Soll es auch in Deutschland ein Kopftuchverbot an Grundschulen geben? Foto: dpa

Tücher haben nichts auf den Köpfen kleiner Mädchen verloren. Religionsfreiheit darf nicht wichtiger sein als die Menschenrechte der Kinder, meint unser Kommentator Michael Weißenborn.

Stuttgart - Das Kopftuch bleibt in westlichen Gesellschaften eine kontroverse Angelegenheit. Jetzt also testet Österreich mit einem Verbot an Grundschulen die Grenzen der kulturellen Freiheit und schwappt damit auch in die deutsche Integrationsdebatte. Die Gegner des Banns pochen auf das Elternrecht, bei der religiösen Orientierung ihrer Kinder die Richtung vorzugeben, und die verfassungsmäßig verbriefte Religionsfreiheit. Zudem wittern sie islamfeindliche Motive. Die Befürworter indes führen an, das Kopftuch – Symbol für die Unterdrückung der Frau – norde kleine Mädchen früh als sozial minderwertig in die geistige Enge eines konservativen Islam ein.

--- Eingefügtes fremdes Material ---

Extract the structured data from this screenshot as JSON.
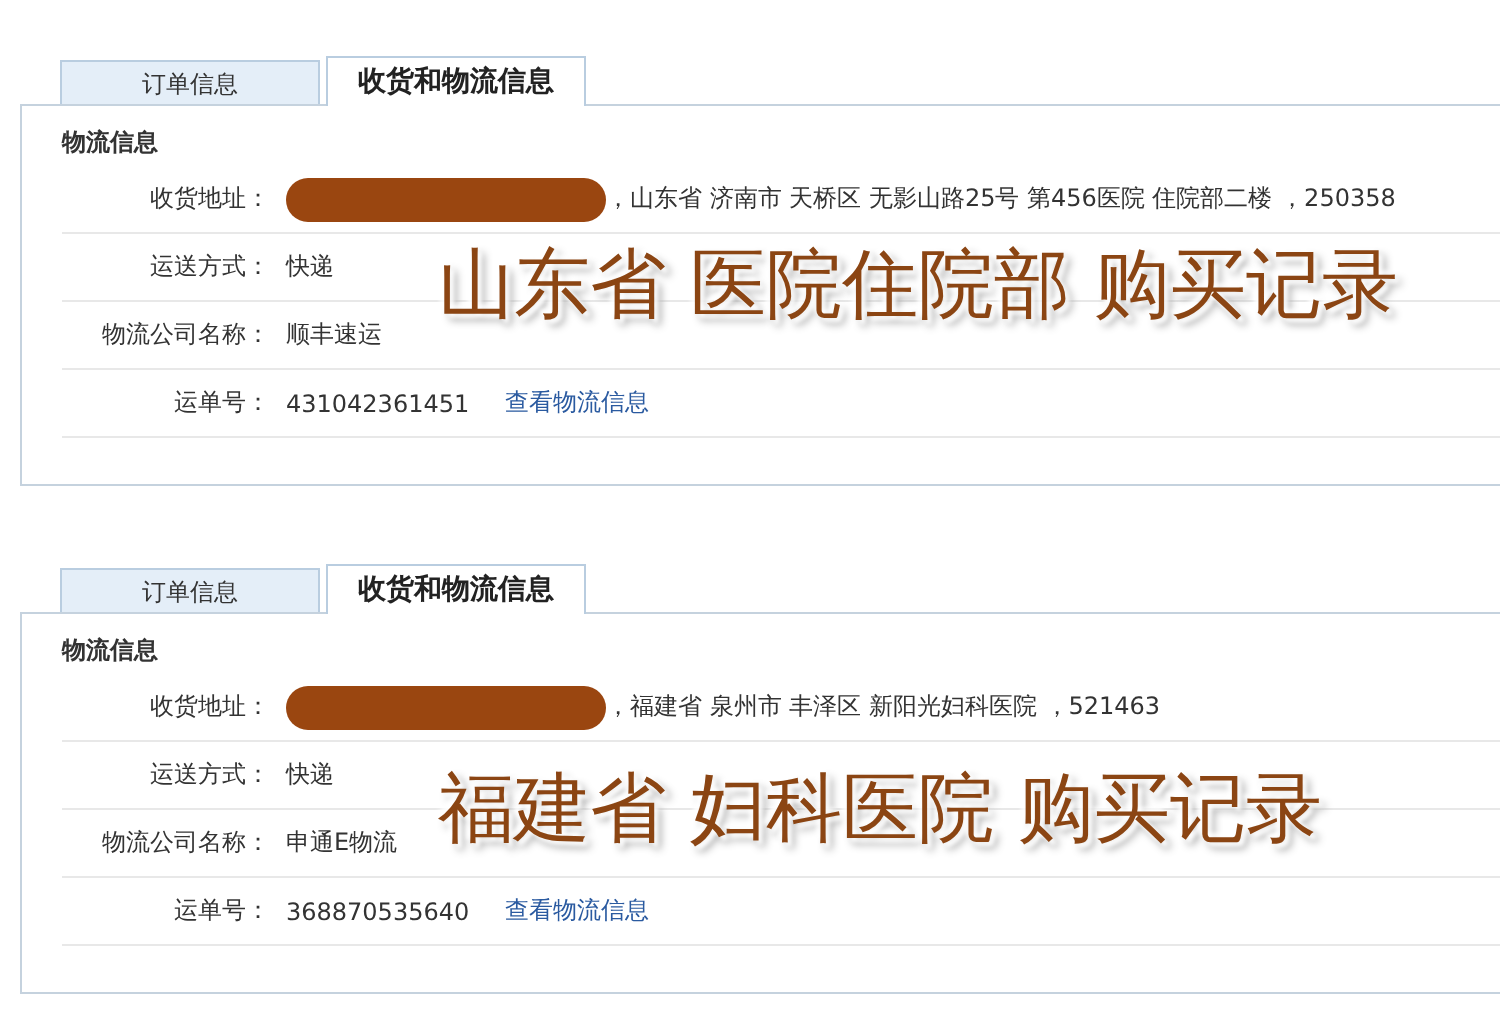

Der Hintergrund: In der islamischen Welt sinkt seit Jahren das Alter, in dem Mädchen ihren Kopf bedecken – normalerweise in der Pubertät. Erzkonservative Muslime auch in Deutschland folgen dem Trend. Die Internetseiten einschlägiger Islamverbände quellen über mit Fotos von verhüllten Kindern im Kindergarten- und Grundschulalter. Diese Islamisten machen das Kopftuch zur politischen Frage. Sie fordern Toleranz und Freiheit, lenken damit aber nur geschickt ab von der Frage nach Selbstbestimmung und Gleichberechtigung der Frau.

Dieses Weltbild hat in einer staatlichen Schule einer demokratischen Gesellschaft nichts verloren. Mit Intoleranz gegenüber kultureller Vielfalt hat das nichts zu tun. Die Schule sollte ein Freiraum sein, wo Kinder – nicht nur muslimische Mädchen – Gleichberechtigung und Respekt, mitunter auch Alternativen zur geistigen Enge der Eltern erleben. Das Kopftuch bei kleinen Mädchen ist keineswegs religiös motiviert. Bei allem Respekt vor dem Grundgesetz: Aber Religionsfreiheit darf nicht wichtiger sein als die Menschenrechte der Kinder.